OCTAVO DÍA | Por Julián López Amozurrutia |

«Cuando damos a los pobres las cosas indispensables no les hacemos liberalidades personales, sino que les devolvemos lo que es suyo. Más que realizar un acto de caridad, lo que hacemos es cumplir un deber de justicia».

La cita es de la Regla Pastoral de san Gregorio Magno (3,21,45), y el Catecismo de la Iglesia la toma en toda su contundencia (n. 2446), junto con otra del Crisóstomo: «No hacer participar a los pobres de los propios bienes es robarles y quitarles la vida; […] lo que poseemos no son bienes nuestros, sino los suyos» (In Lazarum, concio 2,6).
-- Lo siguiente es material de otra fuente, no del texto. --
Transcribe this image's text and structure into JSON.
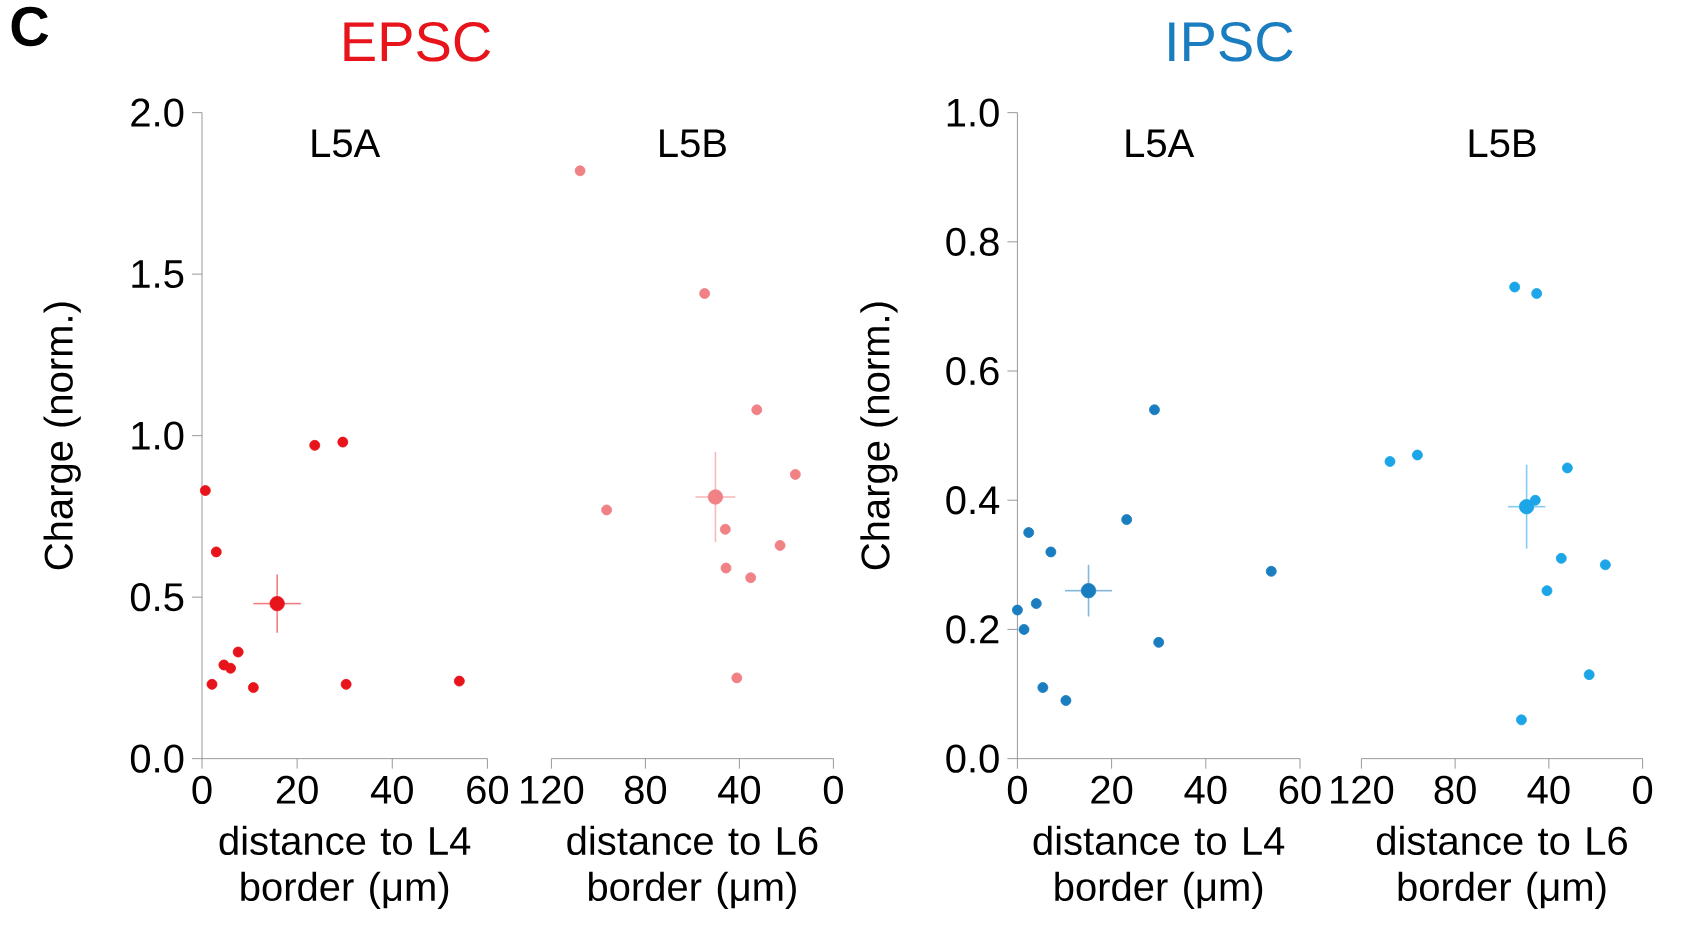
{
  "chart_data": [
    {
      "type": "scatter",
      "title": "EPSC",
      "subtitle": "L5A",
      "annotations": [
        "C"
      ],
      "xlabel": "distance to L4 border (μm)",
      "ylabel": "Charge (norm.)",
      "xlim": [
        0,
        60
      ],
      "xticks": [
        0,
        20,
        40,
        60
      ],
      "ylim": [
        0,
        2.0
      ],
      "yticks": [
        {
          "value": 0,
          "label": "0.0"
        },
        {
          "value": 0.5,
          "label": "0.5"
        },
        {
          "value": 1.0,
          "label": "1.0"
        },
        {
          "value": 1.5,
          "label": "1.5"
        },
        {
          "value": 2.0,
          "label": "2.0"
        }
      ],
      "marker": "circle",
      "series": [
        {
          "color": "#e8141b",
          "x": [
            0.7,
            3.0,
            2.1,
            4.6,
            6.0,
            7.6,
            10.8,
            23.7,
            29.6,
            30.3,
            54.1
          ],
          "values": [
            0.83,
            0.64,
            0.23,
            0.29,
            0.28,
            0.33,
            0.22,
            0.97,
            0.98,
            0.23,
            0.24
          ]
        },
        {
          "color": "#e8141b",
          "x": [
            15.8
          ],
          "values": [
            0.48
          ],
          "errors": [
            0.09
          ],
          "xerrors": [
            5
          ]
        }
      ]
    },
    {
      "type": "scatter",
      "subtitle": "L5B",
      "xlabel": "distance to L6 border (μm)",
      "xlim": [
        120,
        0
      ],
      "xticks": [
        120,
        80,
        40,
        0
      ],
      "ylim": [
        0,
        2.0
      ],
      "tick_labels": "x",
      "marker": "circle",
      "series": [
        {
          "color": "#f08286",
          "x": [
            107.8,
            54.8,
            32.6,
            16.2,
            96.5,
            46.0,
            22.7,
            45.7,
            35.2,
            41.1
          ],
          "values": [
            1.82,
            1.44,
            1.08,
            0.88,
            0.77,
            0.71,
            0.66,
            0.59,
            0.56,
            0.25
          ]
        },
        {
          "color": "#f08286",
          "x": [
            50.2
          ],
          "values": [
            0.81
          ],
          "errors": [
            0.14
          ],
          "xerrors": [
            8.5
          ]
        }
      ]
    },
    {
      "type": "scatter",
      "title": "IPSC",
      "subtitle": "L5A",
      "xlabel": "distance to L4 border (μm)",
      "ylabel": "Charge (norm.)",
      "xlim": [
        0,
        60
      ],
      "xticks": [
        0,
        20,
        40,
        60
      ],
      "ylim": [
        0,
        1.0
      ],
      "yticks": [
        {
          "value": 0,
          "label": "0.0"
        },
        {
          "value": 0.2,
          "label": "0.2"
        },
        {
          "value": 0.4,
          "label": "0.4"
        },
        {
          "value": 0.6,
          "label": "0.6"
        },
        {
          "value": 0.8,
          "label": "0.8"
        },
        {
          "value": 1.0,
          "label": "1.0"
        }
      ],
      "marker": "circle",
      "series": [
        {
          "color": "#1a7dbf",
          "x": [
            0,
            1.4,
            2.4,
            4.0,
            7.1,
            5.4,
            10.3,
            23.2,
            29.1,
            30.0,
            53.9
          ],
          "values": [
            0.23,
            0.2,
            0.35,
            0.24,
            0.32,
            0.11,
            0.09,
            0.37,
            0.54,
            0.18,
            0.29
          ]
        },
        {
          "color": "#1a7dbf",
          "x": [
            15.1
          ],
          "values": [
            0.26
          ],
          "errors": [
            0.04
          ],
          "xerrors": [
            5
          ]
        }
      ]
    },
    {
      "type": "scatter",
      "subtitle": "L5B",
      "xlabel": "distance to L6 border (μm)",
      "xlim": [
        120,
        0
      ],
      "xticks": [
        120,
        80,
        40,
        0
      ],
      "ylim": [
        0,
        1.0
      ],
      "tick_labels": "x",
      "marker": "circle",
      "series": [
        {
          "color": "#1ca6e8",
          "x": [
            54.6,
            45.2,
            107.8,
            96.1,
            32.1,
            45.8,
            34.7,
            15.9,
            40.8,
            22.8,
            51.7
          ],
          "values": [
            0.73,
            0.72,
            0.46,
            0.47,
            0.45,
            0.4,
            0.31,
            0.3,
            0.26,
            0.13,
            0.06
          ]
        },
        {
          "color": "#1ca6e8",
          "x": [
            49.5
          ],
          "values": [
            0.39
          ],
          "errors": [
            0.065
          ],
          "xerrors": [
            8
          ]
        }
      ]
    }
  ]
}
En la dimensión que la Cuaresma nos confronta con nuestros semejantes, es siempre oportuno volver a recordar las «obras de misericordia». El Catecismo nos las define como «acciones caritativas mediante las cuales ayudamos a nuestro prójimo en sus necesidades corporales y espirituales» (n.2447). Y el Compendio las enumera del modo más tradicional. Inspirándose en la descripción del juicio final (cf. Mt 25,31-46), las siete obras de misericordia corporales son «visitar y cuidar a los enfermos, dar de comer al hambriento, dar de beber al sediento, dar posada el peregrino, vestir al desnudo, redimir al cautivo y enterrar a los muertos».

Sobre ellas, la consideración cristiana se ha extendido a otras acciones que consideran otro tipo de necesidades humanas. Las ha llamado «obras de misericordia espirituales»: «Enseñar al que no sabe, dar buen consejo al que lo necesita, corregir al que yerra, perdonar las injurias, consolar al triste, sufrir con paciencia los defectos de los demás y rogar a Dios por vivos y difuntos».

Son obras. No palabras. No argumentos. No discursos. No «buenas razones». Sólo adquieren peso teórico también cuando llevan primariamente el respaldo de la acción. Y la Cuaresma despierta la vida. Mencionarlas se vuelve una provocación. ¿Por qué no?

«A mí me gusta mucho ayudar a mi prójimo», me dijo en estos días con notable sencillez un taxista norteño. «Hace poco mi mujer estaba por tirar unas cobijas. No la dejé. Hay mucha gente que en estos mismos días pasa frío. Y me fui a buscar en la calle quién pudiera utilizarlas. No lo hago buscando que alguien me admire. Simplemente me siento bien».

La diferencia es sutil. De todos modos se estaba deshaciendo de las frazadas. Pero hay una diferencia. No es sólo la iniciativa de que puedan ser útiles a alguien. El hombre salió de su comodidad. Se puso a buscar a quien pudiera utilizarlas. A veces los rostros de la necesidad real se acercan sin que los busquemos. Y tal vez no los vemos. Pero en otras ocasiones es posible ir a buscarlos. Así había despertado la auténtica generosidad. Era realmente él dedicándole su tiempo y su atención al prójimo, entregándole algo más que un regalo. «Yo sí me quito un suéter para dárselo a alguien», me recalcó. Y enseguida me habló de cómo había procurado compartir esa convicción con sus hijos, «que me salieron todos buenos, gracias a Dios».

En realidad, las catorce obras puntualizadas por la catequesis no son exhaustivas. Son indicadores de un rumbo. Pero en su sensatez pedagógica, ilustran con contenidos realizables de qué estamos hablando cuando decimos que hay que «hacer el bien». Ser en exceso genéricos puede hacernos torpes y descuidados. Los ejemplos le dan cuerpo a la intención.

El buen taxista, al compartirme su alegría, hizo mucho más que hablarme de sus buenas obras. Su testimonio me edificó y motivó mi esperanza. También conmigo hacía una obra de misericordia, que acogí con gratitud y ahora comparto. No sólo para corroborar que existen muchas personas buenas, sino para invitarte a serlo.

Publicado el 27 de febrero de 2015 en el blog Octavo día de eluniversal.com.mx. reproducido con permiso del autor.